The words made the picture in his mind ripple away. He recognized the voice even through the haze; he realized, suddenly, how thirsty he was. It seemed like his senses were suffering from that thirst, that the reason the world sounded and smelled so weird was because his body was withering away like a tumbleweed. The anger and the ire in the voice at his ear, Cristov’s voice, meant nothing. Nothing meant anything until he got some water. His own voice croaked out, feeling alien.
“Water,” he said, his dry lips scraping together, his tongue barely moving, stony and cracked.
“No way motherfucker,” Cristov raged. Damon sensed the heat of his brother’s body close at hand, heard a rumble of chairs against linoleum, the heat receding as Kennick’s voice came low and level through the air.
“Calm down, prala, let him have some water.”
“Is he even allowed to have water?”
That was Ricky’s voice, he knew. Damon groaned as he tried to force his eyes open against their will. Even the slightest allowance of light made his head explode in pain.
“Why not?”
Tricia. The pain forgotten, Damon opened his eyes, whipped his head to find the source of that voice.

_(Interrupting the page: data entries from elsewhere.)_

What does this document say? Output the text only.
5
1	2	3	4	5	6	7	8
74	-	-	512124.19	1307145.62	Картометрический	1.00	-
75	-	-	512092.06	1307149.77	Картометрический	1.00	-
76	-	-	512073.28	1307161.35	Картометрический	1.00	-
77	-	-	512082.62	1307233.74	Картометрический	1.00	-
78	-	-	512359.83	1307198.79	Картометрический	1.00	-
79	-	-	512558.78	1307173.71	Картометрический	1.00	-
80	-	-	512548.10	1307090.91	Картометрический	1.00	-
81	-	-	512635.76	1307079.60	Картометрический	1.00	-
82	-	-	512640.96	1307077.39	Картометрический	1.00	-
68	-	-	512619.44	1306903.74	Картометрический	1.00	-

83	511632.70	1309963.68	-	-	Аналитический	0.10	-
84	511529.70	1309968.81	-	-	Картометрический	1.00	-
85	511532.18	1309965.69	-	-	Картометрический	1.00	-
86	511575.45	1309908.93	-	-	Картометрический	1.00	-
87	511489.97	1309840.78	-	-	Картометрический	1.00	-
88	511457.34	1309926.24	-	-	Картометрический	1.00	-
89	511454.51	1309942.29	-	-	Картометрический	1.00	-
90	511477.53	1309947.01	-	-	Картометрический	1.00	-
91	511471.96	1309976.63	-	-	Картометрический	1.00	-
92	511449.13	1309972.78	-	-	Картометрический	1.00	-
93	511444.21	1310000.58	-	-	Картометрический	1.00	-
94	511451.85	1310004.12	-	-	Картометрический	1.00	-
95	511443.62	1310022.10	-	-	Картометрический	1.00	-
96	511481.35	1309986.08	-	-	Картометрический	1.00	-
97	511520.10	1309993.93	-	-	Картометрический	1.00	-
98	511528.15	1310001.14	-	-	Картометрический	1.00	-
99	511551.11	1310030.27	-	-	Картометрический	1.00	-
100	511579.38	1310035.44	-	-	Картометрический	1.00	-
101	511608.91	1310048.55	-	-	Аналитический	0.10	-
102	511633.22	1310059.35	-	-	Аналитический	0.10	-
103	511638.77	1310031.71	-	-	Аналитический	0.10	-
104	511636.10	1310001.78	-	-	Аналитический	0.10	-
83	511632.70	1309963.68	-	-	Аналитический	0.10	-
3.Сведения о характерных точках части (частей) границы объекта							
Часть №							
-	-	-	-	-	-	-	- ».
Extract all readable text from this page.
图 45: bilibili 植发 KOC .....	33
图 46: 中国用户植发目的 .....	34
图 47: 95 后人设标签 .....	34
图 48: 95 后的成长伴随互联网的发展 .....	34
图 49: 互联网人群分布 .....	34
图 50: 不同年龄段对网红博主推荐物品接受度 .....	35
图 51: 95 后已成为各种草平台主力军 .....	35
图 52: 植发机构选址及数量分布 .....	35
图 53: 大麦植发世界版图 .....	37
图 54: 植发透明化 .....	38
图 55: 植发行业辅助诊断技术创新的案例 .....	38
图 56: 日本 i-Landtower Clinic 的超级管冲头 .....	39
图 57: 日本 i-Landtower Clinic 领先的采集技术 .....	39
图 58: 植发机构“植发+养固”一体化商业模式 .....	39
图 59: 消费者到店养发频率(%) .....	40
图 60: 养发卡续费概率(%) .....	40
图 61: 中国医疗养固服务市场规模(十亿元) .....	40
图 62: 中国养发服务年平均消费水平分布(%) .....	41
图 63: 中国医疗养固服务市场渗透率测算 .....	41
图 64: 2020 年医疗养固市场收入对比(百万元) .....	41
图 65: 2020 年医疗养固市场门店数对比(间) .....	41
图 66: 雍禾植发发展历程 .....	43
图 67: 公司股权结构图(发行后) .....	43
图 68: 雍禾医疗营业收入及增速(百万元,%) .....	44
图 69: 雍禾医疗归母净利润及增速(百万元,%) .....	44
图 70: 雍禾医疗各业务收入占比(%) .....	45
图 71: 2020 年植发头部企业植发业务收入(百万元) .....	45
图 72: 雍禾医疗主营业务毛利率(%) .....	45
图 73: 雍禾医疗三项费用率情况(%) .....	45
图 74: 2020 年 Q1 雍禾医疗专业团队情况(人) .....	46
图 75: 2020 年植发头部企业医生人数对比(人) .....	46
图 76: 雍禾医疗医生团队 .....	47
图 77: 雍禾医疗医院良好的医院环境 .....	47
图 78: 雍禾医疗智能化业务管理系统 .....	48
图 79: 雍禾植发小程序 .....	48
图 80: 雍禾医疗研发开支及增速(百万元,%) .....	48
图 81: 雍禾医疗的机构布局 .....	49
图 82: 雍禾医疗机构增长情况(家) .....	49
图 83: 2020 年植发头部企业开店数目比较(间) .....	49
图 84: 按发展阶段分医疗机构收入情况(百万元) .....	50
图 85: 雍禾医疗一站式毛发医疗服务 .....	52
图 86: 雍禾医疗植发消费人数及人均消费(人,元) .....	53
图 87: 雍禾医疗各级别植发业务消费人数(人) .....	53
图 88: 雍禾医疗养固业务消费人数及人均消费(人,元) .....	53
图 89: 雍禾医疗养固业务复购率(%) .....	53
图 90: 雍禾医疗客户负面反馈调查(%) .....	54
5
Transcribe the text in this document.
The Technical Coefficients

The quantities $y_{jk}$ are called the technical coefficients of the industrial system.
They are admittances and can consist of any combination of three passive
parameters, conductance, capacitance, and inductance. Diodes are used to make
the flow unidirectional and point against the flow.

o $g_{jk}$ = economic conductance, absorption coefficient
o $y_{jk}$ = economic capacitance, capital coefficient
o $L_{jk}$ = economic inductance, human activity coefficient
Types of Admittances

She was sitting closest to him, her knuckles at her mouth, eyes wide and worried. When she saw his gaze fixed on hers, a single sob escaped her mouth. She reached out with one hand and grabbed his aching head, rising to meet his lips, the pain in his jaw radiating, swallowed by her lips. It returned when sh
e pulled away, shaking her head, her mouth contorted somewhere between a smile and a frown.
“Cristov is right,” she said, voice barely a whisper. “You are a fucking asshole. Jesus, Damon, I thought you were dead…”
“Tricia,” he croaked again, his mouth savoring the little bit of her that lingered after her kiss. “Water?”
“Right,” she said, sniffling as she turned to the little table beside her, pouring out a glass of water with a shaking hand.
“Dude, wait,” Ricky said, coming into focus now as Damon’s eyes drifted over the small crowd gathered at his hospital bed. “He might be like…”
She grimaced, then put her hand to her side, right under her chest, over her ribs, and splayed her fingers out.
“A sprinkler,” she said, blushing.
Leaking, Damon thought, recalling his earlier sensation. He looked down, lifting the flimsy blanket draped across his chest. He had a bandage wrapped around his ribs and across the top of his abdomen, tight. Touching his side, he felt pain erupt in a bright bloom.
“They stitched him up,” Mina said, raising one eyebrow as she studied Ricky. She was sitting next to Kim, the three women lined up in chairs against the wall.
“I know,” Ricky said. “That’s what I mean. Try pouring water into a pillowcase and guess where it starts dripping.”
“Ricky,” Kim said, leveling her sister with a gaze. “That is the stupidest thing I have ever heard. They didn’t even hook him up to a fluid drip. If he couldn’t drink water, they’d have given him fluids.”
“It’s not that stupid,” Ricky grumbled, arms crossed. “I read that a woman once got pregnant from giving a blowjob because she got stabbed in the stomach after swallowing.”
Tricia stared at Ricky, the glass of water in her hands. Everyone was staring at Ricky. Her face reddened even more.
“Oh, just go ahead,” she said. “I don’t know what I’m saying. I’m just…fuck, Damon, you worried the shit out of us.”